Anyone who became a friend of Allan’s was subject to his sense of humor. Allan made up names for us, I was Homer Pugh and he was Howie Davidovitch. We even used them for mail correspondence. I don’t know why he never came up with a name for my wife.
Meeting Allan and hearing his fiddling in person really made it come alive for me. I gradually realized that although he was not the smoothest or the most raucous hard driving fiddler around (those would possibly have to go to J.P. Fraley and Tommy Jarrell respectively), his was the fiddle sound I wanted to strive to achieve. Of course, no one can copy another fiddler’s style exactly and I have never tried, but his sound is always in the back of my mind when I’m fiddling.
In addition to his fiddling, he was a self-taught sandal maker and leather craftsman. I have a couple of Allan Block belts, guitar and banjo straps. I have worn out several pairs of sandals, and wish I had a new pair now. His Greenwich Village sandal shop was a focal point of the “Folk Revival”. His Saturday afternoon jam sessions were frequented by Dylan, Joan Baez, Ramblin’ Jack, John Sebastian and others before they were luminaries.
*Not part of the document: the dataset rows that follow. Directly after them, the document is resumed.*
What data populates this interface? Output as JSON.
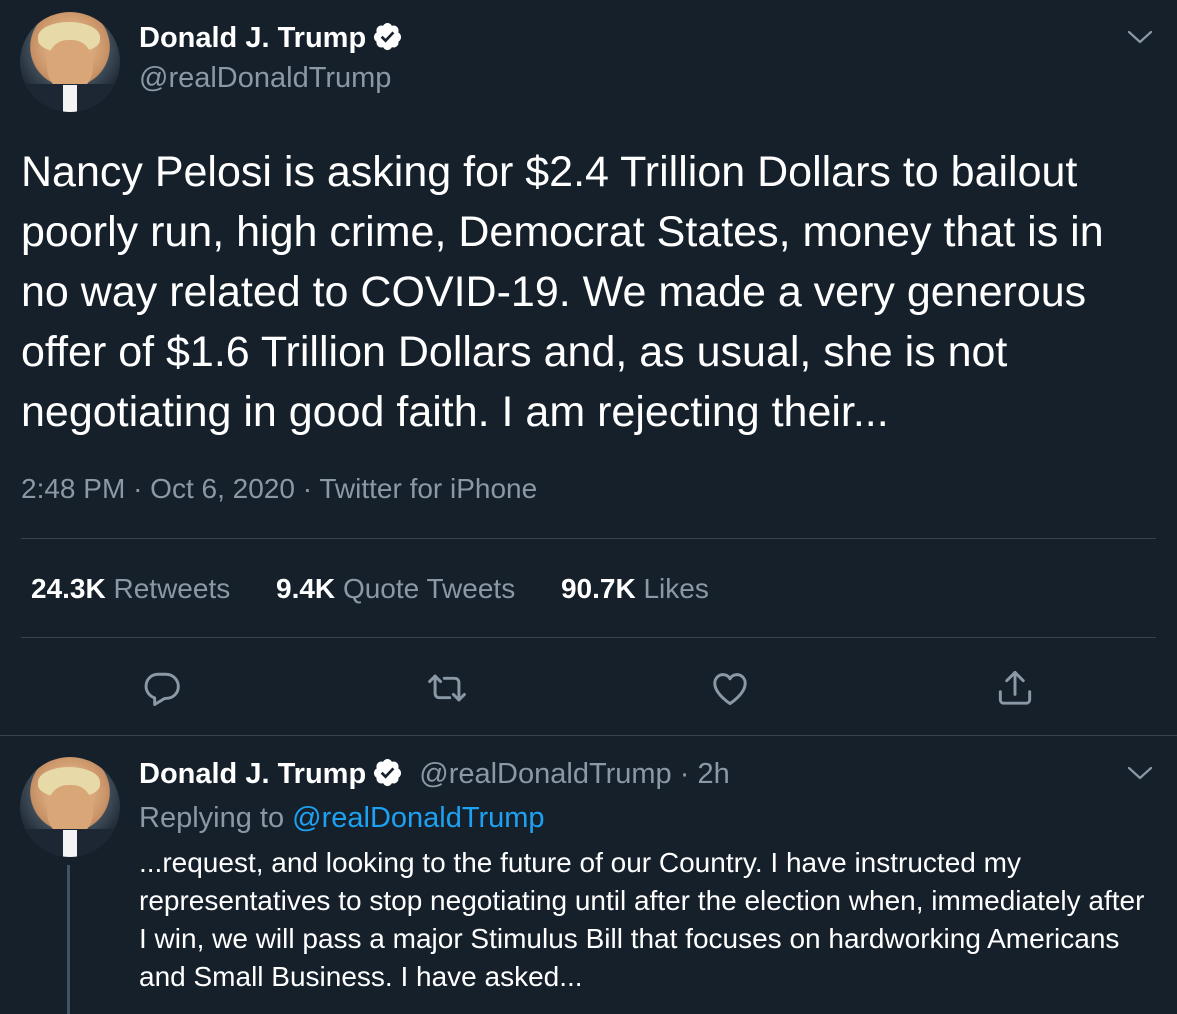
{
  "main_tweet": {
    "author_name": "Donald J. Trump",
    "author_handle": "@realDonaldTrump",
    "text": "Nancy Pelosi is asking for $2.4 Trillion Dollars to bailout poorly run, high crime, Democrat States, money that is in no way related to COVID-19. We made a very generous offer of $1.6 Trillion Dollars and, as usual, she is not negotiating in good faith. I am rejecting their...",
    "time": "2:48 PM",
    "date": "Oct 6, 2020",
    "source": "Twitter for iPhone",
    "stats": {
      "retweets_count": "24.3K",
      "retweets_label": "Retweets",
      "quotes_count": "9.4K",
      "quotes_label": "Quote Tweets",
      "likes_count": "90.7K",
      "likes_label": "Likes"
    },
    "actions": [
      "reply-icon",
      "retweet-icon",
      "like-icon",
      "share-icon"
    ]
  },
  "reply_tweet": {
    "author_name": "Donald J. Trump",
    "author_handle": "@realDonaldTrump",
    "age": "2h",
    "replying_label": "Replying to",
    "replying_handle": "@realDonaldTrump",
    "text": "...request, and looking to the future of our Country. I have instructed my representatives to stop negotiating until after the election when, immediately after I win, we will pass a major Stimulus Bill that focuses on hardworking Americans and Small Business. I have asked..."
  },
  "meta_separator": "·",
  "colors": {
    "background": "#15202b",
    "text": "#ffffff",
    "secondary": "#8b98a5",
    "divider": "#38444d",
    "link": "#1da1f2"
  }
}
A poet of note, he published In Noah’s Wake (1972) and Unopened Mail (2001) and his poems appeared in The New York Times, The Nation, The New Republic, Georgia Review, Harvard Advocate and other periodicals.
I’ve attempted for years to write a bio for Allan to include in the FOTMC Guest of Honor Roll, but it seems I was intimidated, I suppose by feeling in awe of him and thinking that I couldn’t do his extraordinary life real justice. But I want to get it done, so I’ve recruited some friends who also knew him here in Florida to help me.
Allan died on October 23, 2013 … I miss him.